INTRO
I previously ran FastQC and MultiQC quality checks (20250220) (Notebook) on the P.evermanni raw RNA-seq data received 20240926 (Notebook), as part of urol-e5/timeseries_molecular (GitHub repo).
The contents below are from markdown knitted from 01.00-E-Peve-RNAseq-trimming-fastp-FastQC-MultiQC.md
(commit 3b9cad0
).
1 Background
This Rmd file trims P.evermanni RNAseq files using fastp (Chen 2023), followed by quality checks with FastQC and MultiQC(Ewels et al. 2016).
Based off of the initial FastQC/MultiQC, we trimmed 15bp from each read.
1.1 Inputs
Raw WGBS FastQ files with the following pattern:
*.fastq.gz
- Expects input files formatted like so:
<species_abbreviation>-<colony_ID>-<timepoint>_R[12]_001.fastq.gz
- Expects input files formatted like so:
If one needs to download the raw FastQs, please see 00.00-E-Peve-RNAseq-reads-FastQC-MultiQC.Rmd
1.2 Outputs
The expected outputs will be:
*_fastqc.html
: Individual FastQC reports.*fastp-trim*.fq.gz
: Trimmed FastQ files.*.md5
: Individual MD5 checksums for trimmed FastQs.*.fastp-trim.report.html
: Individual fastp trimming reports. HTML format.*.fastp-trim.report.json
: Individual fastp trimming reports. JSON format.multiqc_report.html
: A summary report of the alignment results generated by MultiQC, in HTML format.- Due to the large file sizes of FastQs, these cannot be hosted in the timeseries_molecular GitHub repo.

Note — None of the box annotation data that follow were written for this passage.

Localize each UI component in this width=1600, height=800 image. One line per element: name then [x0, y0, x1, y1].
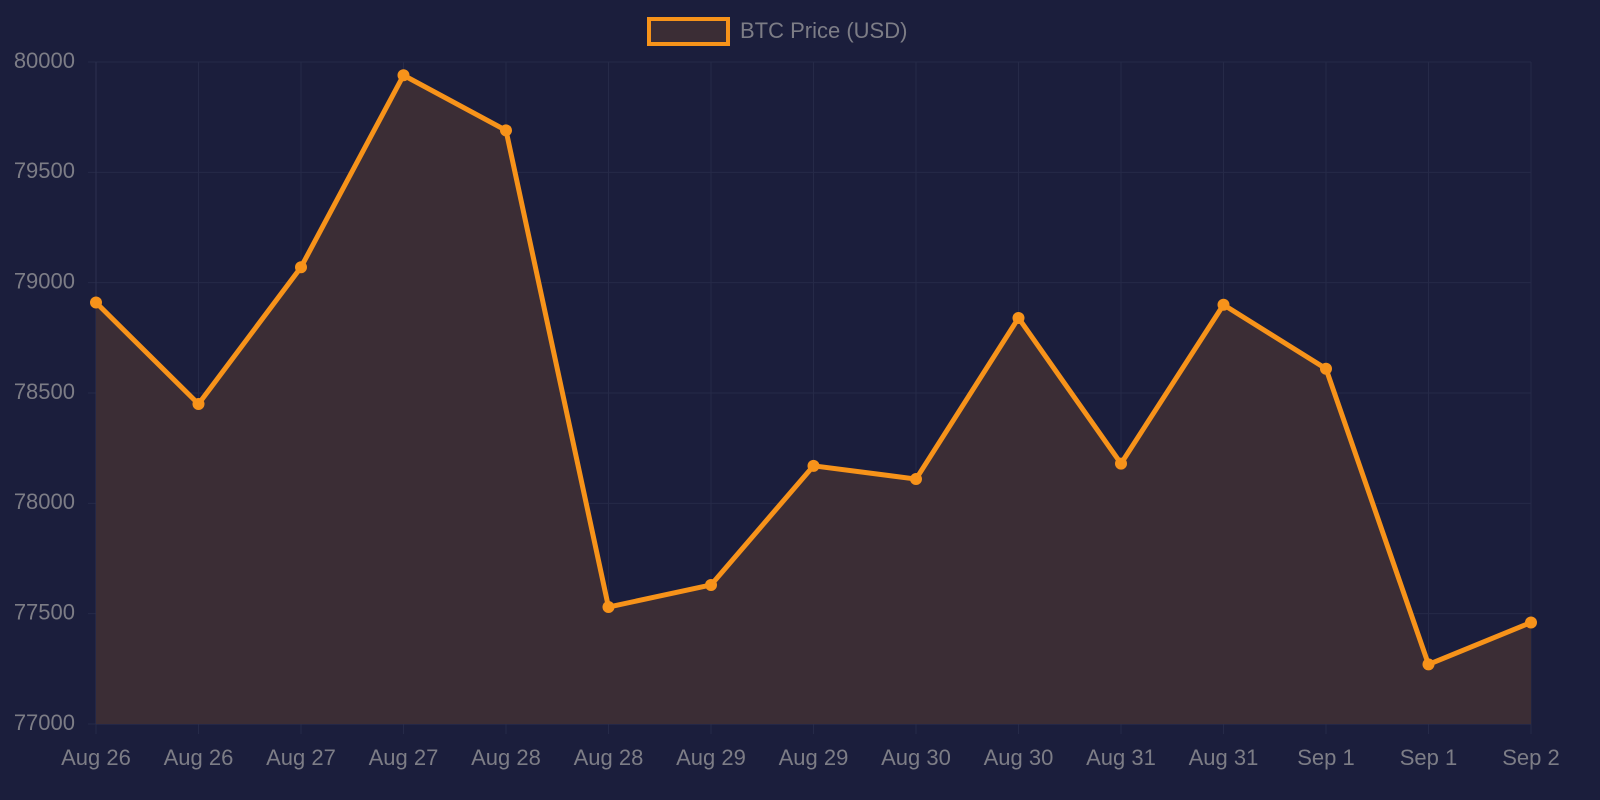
- x-tick-label: Aug 27: [266, 745, 336, 770]
- x-tick-label: Aug 26: [164, 745, 234, 770]
- point: [90, 296, 102, 309]
- point: [1012, 311, 1025, 324]
- y-tick-label: 77500: [14, 599, 75, 624]
- point: [1115, 457, 1127, 470]
- y-tick-label: 79000: [14, 268, 75, 293]
- point: [705, 578, 717, 591]
- x-tick-label: Aug 31: [1086, 745, 1156, 770]
- point: [807, 459, 820, 472]
- x-tick-label: Sep 2: [1502, 745, 1560, 770]
- legend-swatch[interactable]: [647, 17, 730, 46]
- point: [192, 398, 205, 411]
- y-tick-label: 78000: [14, 489, 75, 514]
- y-tick-label: 79500: [14, 158, 75, 183]
- x-tick-label: Sep 1: [1297, 745, 1355, 770]
- y-tick-label: 78500: [14, 379, 75, 404]
- x-tick-label: Aug 31: [1189, 745, 1259, 770]
- y-tick-label: 80000: [14, 48, 75, 73]
- point: [1217, 298, 1230, 311]
- point: [1422, 658, 1435, 671]
- point: [500, 124, 512, 137]
- x-tick-label: Aug 28: [574, 745, 644, 770]
- legend-label[interactable]: BTC Price (USD): [740, 18, 907, 43]
- y-tick-label: 77000: [14, 710, 75, 735]
- point: [1320, 362, 1332, 375]
- area: [96, 75, 1531, 725]
- x-tick-label: Aug 26: [61, 745, 131, 770]
- x-tick-label: Aug 30: [984, 745, 1054, 770]
- x-tick-label: Aug 29: [676, 745, 746, 770]
- x-tick-label: Aug 27: [369, 745, 439, 770]
- x-tick-label: Aug 30: [881, 745, 951, 770]
- x-tick-label: Aug 29: [779, 745, 849, 770]
- point: [1525, 616, 1537, 629]
- point: [397, 69, 410, 82]
- point: [295, 261, 307, 274]
- x-tick-label: Sep 1: [1400, 745, 1458, 770]
- point: [910, 473, 922, 486]
- x-tick-label: Aug 28: [471, 745, 541, 770]
- point: [602, 601, 615, 614]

As such these files are available for download here:
2 Create a Bash variables file
This allows usage of Bash variables across R Markdown chunks.
{
echo "#### Assign Variables ####"
echo ""
echo "# Data directories"
echo 'export timeseries_dir=/home/shared/8TB_HDD_01/sam/gitrepos/urol-e5/timeseries_molecular'
echo 'export output_dir_top=${timeseries_dir}/E-Peve/output/01.00-E-Peve-RNAseq-trimming-fastp-FastQC-MultiQC'
echo 'export raw_reads_dir=${timeseries_dir}/E-Peve/data/rnaseq-raw-fastqs'
echo ""
echo "# Paths to programs"
echo 'export programs_dir="/home/shared"'
echo 'export fastp="${programs_dir}/fastp"'
echo 'export fastqc=${programs_dir}/FastQC-0.12.1/fastqc'
echo 'export multiqc=/home/sam/programs/mambaforge/bin/multiqc'
echo ""
echo "# Set FastQ filename patterns"
echo "export fastq_pattern='*.fastq.gz'"
echo "export R1_fastq_pattern='*_R1_*.fastq.gz'"
echo "export R2_fastq_pattern='*_R2_*.fastq.gz'"
echo "export trimmed_fastq_pattern='*fastp-trim.fq.gz'"
echo ""
echo "# Set number of CPUs to use"
echo 'export threads=40'
echo ""
echo "## Inititalize arrays"
echo 'export fastq_array_R1=()'
echo 'export fastq_array_R2=()'
echo 'export raw_fastqs_array=()'
echo 'export R1_names_array=()'
echo 'export R2_names_array=()'
echo ""
echo "# Programs associative array"
echo "declare -A programs_array"
echo "programs_array=("
echo '[fastp]="${fastp}" \'
echo '[fastqc]="${fastqc}" \'
echo '[multiqc]="${multiqc}" \'
echo ")"
echo ""
echo "# Print formatting"
echo 'export line="--------------------------------------------------------"'
echo ""
} > .bashvars
cat .bashvars
#### Assign Variables ####
# Data directories
export timeseries_dir=/home/shared/8TB_HDD_01/sam/gitrepos/urol-e5/timeseries_molecular
export output_dir_top=${timeseries_dir}/E-Peve/output/01.00-E-Peve-RNAseq-trimming-fastp-FastQC-MultiQC
export raw_reads_dir=${timeseries_dir}/E-Peve/data/rnaseq-raw-fastqs
# Paths to programs
export programs_dir="/home/shared"
export fastp="${programs_dir}/fastp"
export fastqc=${programs_dir}/FastQC-0.12.1/fastqc
export multiqc=/home/sam/programs/mambaforge/bin/multiqc
# Set FastQ filename patterns
export fastq_pattern='*.fastq.gz'
export R1_fastq_pattern='*_R1_*.fastq.gz'
export R2_fastq_pattern='*_R2_*.fastq.gz'
export trimmed_fastq_pattern='*fastp-trim.fq.gz'
# Set number of CPUs to use
export threads=40
## Inititalize arrays
export fastq_array_R1=()
export fastq_array_R2=()
export raw_fastqs_array=()
export R1_names_array=()
export R2_names_array=()
# Programs associative array
declare -A programs_array
programs_array=(
[fastp]="${fastp}" \
[fastqc]="${fastqc}" \
[multiqc]="${multiqc}" \
)
# Print formatting
export line="--------------------------------------------------------"
3 Fastp Trimming
fastp (Chen 2023) is set to auto-detect Illumina adapters, as well as trim the first 15bp from each read, as past experience shows these first 15bp are more inconsistent than the remainder of the read length.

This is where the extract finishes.